Wie wenig Ahnung die Regierung Chiles rund um den Multimillionär Sebastian Piñera vom Leben ausserhalb der Oberklasseviertel hat, zeigt sich nun abermals in der Corona-Epidemie. So sass im Gesundheitsministerium noch bis vor kurzem ein alter Freund des Präsidenten, Jaime Mañalich, immerhin ein Arzt, der allerdings vor allem im privaten Sektor gearbeitet hatte. Ende Mai, als die Infektionszahlen in Chile explodierten, erklärte er entschuldigend, er habe einfach nicht gewusst, wie beengt die Lebensverhältnisse und wie gross die Armut in einigen Teilen der Hauptstadt seien.

Zusammengedrängt in Sozialbauten

In Vierteln wie El Bosque im Süden von Santiago leben die Menschen zusammengedrängt in Sozialbauten, viele arbeiten als Gärtner oder Hausangestellte, grösstenteils ohne feste Verträge.
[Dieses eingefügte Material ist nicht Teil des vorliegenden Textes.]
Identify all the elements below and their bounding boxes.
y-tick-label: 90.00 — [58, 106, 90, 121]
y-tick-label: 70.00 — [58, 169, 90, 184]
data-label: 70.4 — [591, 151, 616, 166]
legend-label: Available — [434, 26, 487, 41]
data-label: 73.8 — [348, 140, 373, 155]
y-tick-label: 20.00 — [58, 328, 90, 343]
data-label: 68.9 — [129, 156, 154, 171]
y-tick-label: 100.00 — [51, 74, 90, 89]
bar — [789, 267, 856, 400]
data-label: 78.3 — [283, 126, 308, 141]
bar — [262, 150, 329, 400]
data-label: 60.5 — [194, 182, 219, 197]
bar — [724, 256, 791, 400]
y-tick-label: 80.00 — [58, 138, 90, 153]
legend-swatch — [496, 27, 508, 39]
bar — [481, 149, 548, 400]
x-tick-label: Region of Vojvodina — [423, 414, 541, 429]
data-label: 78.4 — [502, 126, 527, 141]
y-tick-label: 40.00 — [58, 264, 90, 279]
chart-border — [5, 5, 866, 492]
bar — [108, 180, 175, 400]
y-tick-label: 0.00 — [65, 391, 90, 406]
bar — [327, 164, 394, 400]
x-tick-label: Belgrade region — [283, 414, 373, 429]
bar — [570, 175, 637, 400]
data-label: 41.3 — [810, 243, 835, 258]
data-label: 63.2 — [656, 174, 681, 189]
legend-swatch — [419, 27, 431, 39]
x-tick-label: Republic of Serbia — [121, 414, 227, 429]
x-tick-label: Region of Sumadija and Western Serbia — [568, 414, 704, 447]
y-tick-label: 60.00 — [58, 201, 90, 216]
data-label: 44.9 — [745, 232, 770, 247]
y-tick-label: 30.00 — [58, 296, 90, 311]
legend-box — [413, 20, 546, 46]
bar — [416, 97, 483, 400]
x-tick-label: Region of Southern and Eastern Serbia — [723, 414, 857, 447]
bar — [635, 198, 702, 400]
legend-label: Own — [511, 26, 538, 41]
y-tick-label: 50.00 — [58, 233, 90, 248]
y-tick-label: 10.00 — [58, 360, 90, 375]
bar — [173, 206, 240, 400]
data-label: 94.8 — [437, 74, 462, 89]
Kommen sie nicht zur Arbeit, verdienen sie nichts. Als die Regierung die Quarantäne gelockert hatte, brachten sie das Virus mit in die armen Vororte, dort fand er ideale Bedingungen vor, um sich zu verbreiten, und so geriet die Situation schnell ausser Kontrolle.

Mitte Mai verschärfte die Regierung wieder die Ausgangssperren, viele Menschen widersetzten sich dem aber. Als Polizei und Soldaten begannen, die Massnahmen durchzusetzen, brachen Unruhen aus, weil die Menschen fürchteten, bald nichts mehr zu essen zu haben.